[ExI] Musk announces cause of Spacex explosion

BillK pharos at gmail.com
Tue Jul 21 08:33:09 UTC 2015


On 21 July 2015 at 01:51, Stephen Van Sickle  wrote:
> http://www.geekwire.com/2015/spacexs-elon-musk-traces-falcon-9-rocket-failure-to-busted-strut/
>

Failure modes and built-in redundancy are interesting.

In the olden times, if failure of a cable or strut was critical, then
you just built two in. So that if one failed, the other took over the
load and the structure didn't collapse.
e.g. bridges and skyscrapers.

Modern design techniques can research expected loads and make one
strut strong enough so that it is expected to never fail and therefore
the backup is no longer required.
In rockets especially, saving weight is critical.

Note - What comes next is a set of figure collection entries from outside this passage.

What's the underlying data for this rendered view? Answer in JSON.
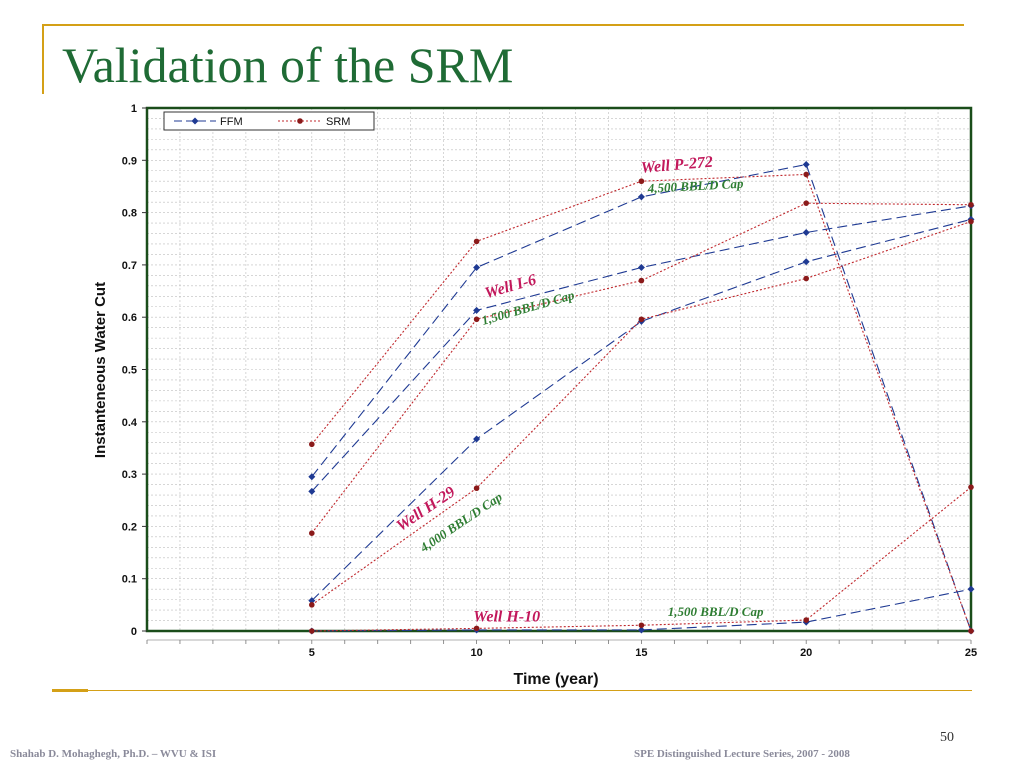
{
  "slide": {
    "title": "Validation of the SRM",
    "page_number": "50",
    "footer_left": "Shahab D. Mohaghegh, Ph.D. – WVU & ISI",
    "footer_right": "SPE Distinguished Lecture Series, 2007 - 2008"
  },
  "colors": {
    "accent": "#d4a017",
    "title": "#1f6b35",
    "ffm": "#1f3a93",
    "srm": "#c0282d",
    "plot_border": "#1a4d1a",
    "well_label": "#c2185b",
    "cap_label": "#2e7d32"
  },
  "chart_data": {
    "type": "line",
    "xlabel": "Time (year)",
    "ylabel": "Instanteneous Water Cut",
    "xlim": [
      0,
      25
    ],
    "ylim": [
      0,
      1
    ],
    "x_ticks": [
      5,
      10,
      15,
      20,
      25
    ],
    "y_ticks": [
      0,
      0.1,
      0.2,
      0.3,
      0.4,
      0.5,
      0.6,
      0.7,
      0.8,
      0.9,
      1
    ],
    "y_tick_labels": [
      "0",
      "0.1",
      "0.2",
      "0.3",
      "0.4",
      "0.5",
      "0.6",
      "0.7",
      "0.8",
      "0.9",
      "1"
    ],
    "grid": true,
    "legend": {
      "placement": "top-left",
      "entries": [
        "FFM",
        "SRM"
      ]
    },
    "x": [
      5,
      10,
      15,
      20,
      25
    ],
    "series": [
      {
        "name": "FFM",
        "values": [
          0.295,
          0.695,
          0.83,
          0.892,
          0.0
        ]
      },
      {
        "name": "SRM",
        "values": [
          0.357,
          0.745,
          0.86,
          0.873,
          0.0
        ]
      },
      {
        "name": "FFM",
        "values": [
          0.267,
          0.613,
          0.695,
          0.762,
          0.813
        ]
      },
      {
        "name": "SRM",
        "values": [
          0.187,
          0.596,
          0.67,
          0.818,
          0.815
        ]
      },
      {
        "name": "FFM",
        "values": [
          0.058,
          0.367,
          0.592,
          0.706,
          0.787
        ]
      },
      {
        "name": "SRM",
        "values": [
          0.05,
          0.273,
          0.596,
          0.674,
          0.783
        ]
      },
      {
        "name": "FFM",
        "values": [
          0.0,
          0.002,
          0.002,
          0.017,
          0.08
        ]
      },
      {
        "name": "SRM",
        "values": [
          0.0,
          0.005,
          0.011,
          0.021,
          0.275
        ]
      }
    ],
    "annotations": [
      {
        "text": "Well P-272",
        "kind": "well",
        "x": 15.0,
        "y": 0.876,
        "angle": -5
      },
      {
        "text": "4,500 BBL/D Cap",
        "kind": "cap",
        "x": 15.2,
        "y": 0.838,
        "angle": -3
      },
      {
        "text": "Well I-6",
        "kind": "well",
        "x": 10.3,
        "y": 0.636,
        "angle": -16
      },
      {
        "text": "1,500 BBL/D Cap",
        "kind": "cap",
        "x": 10.2,
        "y": 0.585,
        "angle": -16
      },
      {
        "text": "Well H-29",
        "kind": "well",
        "x": 7.7,
        "y": 0.19,
        "angle": -34
      },
      {
        "text": "4,000 BBL/D Cap",
        "kind": "cap",
        "x": 8.4,
        "y": 0.15,
        "angle": -34
      },
      {
        "text": "Well H-10",
        "kind": "well",
        "x": 9.9,
        "y": 0.018,
        "angle": 0
      },
      {
        "text": "1,500 BBL/D Cap",
        "kind": "cap",
        "x": 15.8,
        "y": 0.029,
        "angle": 0
      }
    ]
  }
}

But this leads to problems of catastrophic failure if an unexpected
load occurs, or as in the Spacex case, some struts have undetected
manufacturing defects.

This may be an unnoticed existential risk. Building more efficient
systems closer to expected design limits could mean that unexpected
circumstances cause a catastrophic failure rather than a soft failure.

The human body has many soft failure modes. Bits can stop working or
degrade performance and the human still keeps going. (Called ageing).
:)
But this is an expensive way to build things.  You don't get soft
failure modes built-in to lowest quote manufacturers.